Abgelegt unter: Allgemein | 02.07.2003 (16:48) |

Bei Jackass kommt es durchaus vor, dass man dem Johnny Knoxville einen feuerfesten Anzug überstreift, Angelhaken dranbastelt, ihn mit Steaks behängt, ihn in einem Planschbecken aus Marinade einlegt um ihn danach komplett (also Steaks UND Dödel) auf einen Grill packt. Danach wird er vom Grill geholt und die Steaks verspeist. Cool? Ansichtssache. Neu? Nein. Denn das gab es alles schon vor ein paar hundert Jahren. Der Schutzpatron der Stadt Bülach hat diese Aktion schon im frühen Mittelalter durchgezogen, allerdings ohne Steaks und Anzug. Man hatte ja früher gar nichts. Die Sendung hiess damals auch nicht unbedingt Jackass sondern Inquisition. Öffentliches Barbeque hatte aber bereits damals einen überaus grossen Beliebtheitsgrad, sofern man sich nicht in der Mitte des Anlasses befand. Da hatte der alte Laurentius damals Pech, aber immerhin hat es sein Grillrost auf das Wappen von Bülach geschafft.

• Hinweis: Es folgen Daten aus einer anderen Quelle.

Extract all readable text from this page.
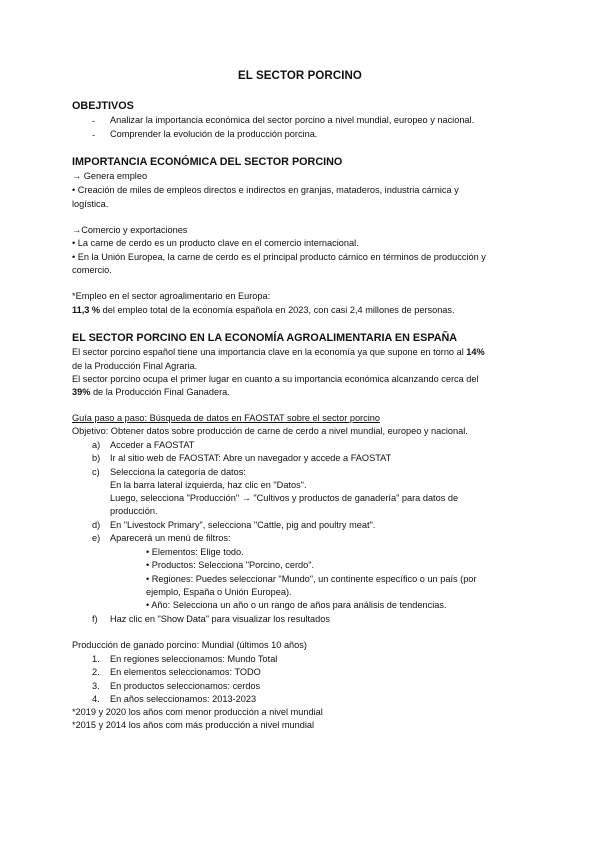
EL SECTOR PORCINO
OBEJTIVOS
- Analizar la importancia económica del sector porcino a nivel mundial, europeo y nacional.
- Comprender la evolución de la producción porcina.
IMPORTANCIA ECONÓMICA DEL SECTOR PORCINO
→ Genera empleo
• Creación de miles de empleos directos e indirectos en granjas, mataderos, industria cárnica y
logística.
→Comercio y exportaciones
• La carne de cerdo es un producto clave en el comercio internacional.
• En la Unión Europea, la carne de cerdo es el principal producto cárnico en términos de producción y
comercio.
*Empleo en el sector agroalimentario en Europa:
11,3 % del empleo total de la economía española en 2023, con casi 2,4 millones de personas.
EL SECTOR PORCINO EN LA ECONOMÍA AGROALIMENTARIA EN ESPAÑA
El sector porcino español tiene una importancia clave en la economía ya que supone en torno al 14%
de la Producción Final Agraria.
El sector porcino ocupa el primer lugar en cuanto a su importancia económica alcanzando cerca del
39% de la Producción Final Ganadera.
Guía paso a paso: Búsqueda de datos en FAOSTAT sobre el sector porcino
Objetivo: Obtener datos sobre producción de carne de cerdo a nivel mundial, europeo y nacional.
a) Acceder a FAOSTAT
b) Ir al sitio web de FAOSTAT: Abre un navegador y accede a FAOSTAT
c) Selecciona la categoría de datos:
En la barra lateral izquierda, haz clic en "Datos".
Luego, selecciona "Producción" → "Cultivos y productos de ganadería" para datos de
producción.
d) En "Livestock Primary", selecciona "Cattle, pig and poultry meat".
e) Aparecerá un menú de filtros:
• Elementos: Elige todo.
• Productos: Selecciona "Porcino, cerdo".
• Regiones: Puedes seleccionar "Mundo", un continente específico o un país (por
ejemplo, España o Unión Europea).
• Año: Selecciona un año o un rango de años para análisis de tendencias.
f) Haz clic en "Show Data" para visualizar los resultados
Producción de ganado porcino: Mundial (últimos 10 años)
1. En regiones seleccionamos: Mundo Total
2. En elementos seleccionamos: TODO
3. En productos seleccionamos: cerdos
4. En años seleccionamos: 2013-2023
*2019 y 2020 los años com menor producción a nivel mundial
*2015 y 2014 los años com más producción a nivel mundial
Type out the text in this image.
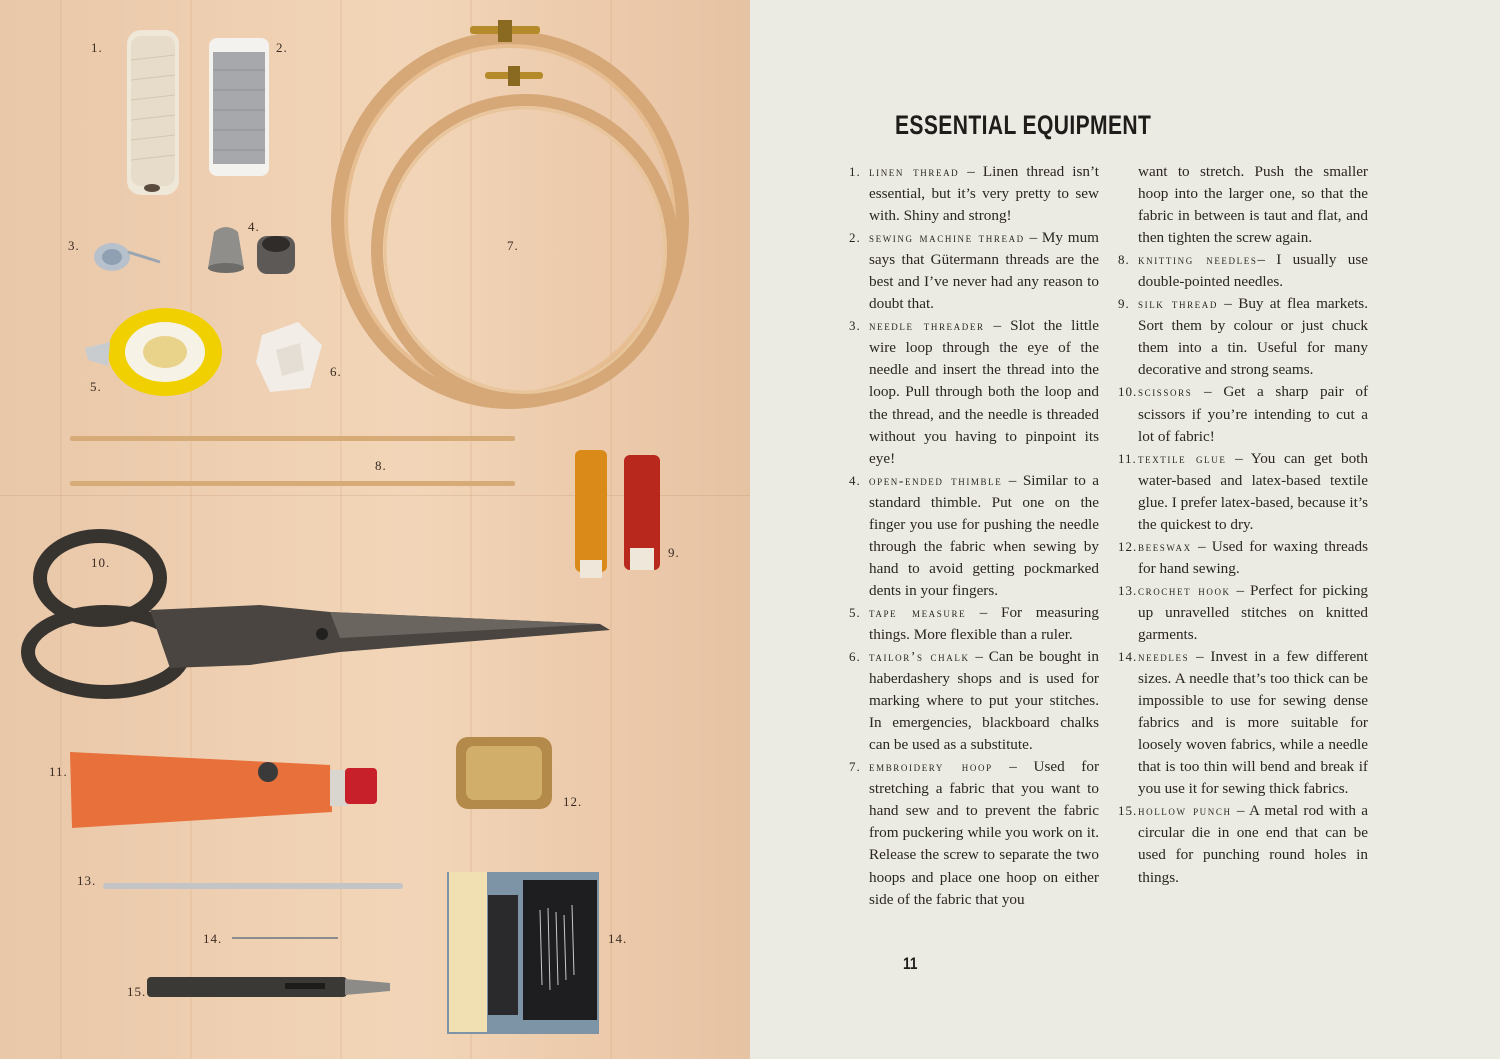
1.	2.
3.
4.
5.
6.
7.
8.
9.
10.
11.
12.
13.
14.	14.
15.
ESSENTIAL EQUIPMENT

1. linen thread – Linen thread isn’t essential, but it’s very pretty to sew with. Shiny and strong!

2. sewing machine thread – My mum says that Gütermann threads are the best and I’ve never had any reason to doubt that.

3. needle threader – Slot the little wire loop through the eye of the needle and insert the thread into the loop. Pull through both the loop and the thread, and the needle is threaded without you having to pinpoint its eye!

4. open-ended thimble – Similar to a standard thimble. Put one on the finger you use for pushing the needle through the fabric when sewing by hand to avoid getting pockmarked dents in your fingers.

5. tape measure – For measuring things. More flexible than a ruler.

6. tailor’s chalk – Can be bought in haberdashery shops and is used for marking where to put your stitches. In emergencies, blackboard chalks can be used as a substitute.

7. embroidery hoop – Used for stretching a fabric that you want to hand sew and to prevent the fabric from puckering while you work on it. Release the screw to separate the two hoops and place one hoop on either side of the fabric that you

want to stretch. Push the smaller hoop into the larger one, so that the fabric in between is taut and flat, and then tighten the screw again.

8. knitting needles– I usually use double-pointed needles.

9. silk thread – Buy at flea markets. Sort them by colour or just chuck them into a tin. Useful for many decorative and strong seams.

10. scissors – Get a sharp pair of scissors if you’re intending to cut a lot of fabric!

11. textile glue – You can get both water-based and latex-based textile glue. I prefer latex-based, because it’s the quickest to dry.

12. beeswax – Used for waxing threads for hand sewing.

13. crochet hook – Perfect for picking up unravelled stitches on knitted garments.

14. needles – Invest in a few different sizes. A needle that’s too thick can be impossible to use for sewing dense fabrics and is more suitable for loosely woven fabrics, while a needle that is too thin will bend and break if you use it for sewing thick fabrics.

15. hollow punch – A metal rod with a circular die in one end that can be used for punching round holes in things.

11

Hier ein Märtyrer, da ein Heiliger, hier Grillparty, da ein Stadtfest. Zumindest in der heutigen Zeit, denn in Winterthur ist das allsommerlich stattfindende Fest nach dem heiligen Alban benannt, das Albani-Fäscht. Allerdings heben heute einige Leute das Gefühl, es heisse so, weil so viele Albaner daran teilnehmen. Nein, Leute, das ist wirklich nicht der Grund. Aber es ist eine Tatsache, dass in den letzten Jahren der Anteil an ursprünglichen Bewohnern verschiedener Mittelmeeranrainerstaaten explosionsartig gestiegen ist. Es gibt Menschen, die freuen sich über kulturelle Vielfalt (Pizza, Paella, Gyros, Kebab), andere sind eher etwas befremdet oder haben gar ängstlich das Gefühl, sie werden jeden Moment entführt und gegen drei Kamele eingetauscht. Meine Schwester, die seit längerem in Portugal lebt, wurde an eben diesem Fest anlässlich eines Heimatbesuchs von einer Bekannten gefragt (raunend): “Du, sag’ mal, gibt es bei euch auch so viele Ausländer?” Meine Schwester: “Viele? NUR!” – “Nein!” – “Doch! Und alles Portugiesen!” Die Bekannte hat nicht geschnallt, worauf das Gespräch hinauslief. Wie es weiterging weiss ich nicht, aber ich nehme an, sie hat weiterhin verstohlen die ausländischen Mitbewohner beäugt, gewünscht, die wären woanders und hätte sich dann beim freundlichen Händler ein Bami Goreng bestellt. Jackasses gibt’s auch ohne Grill.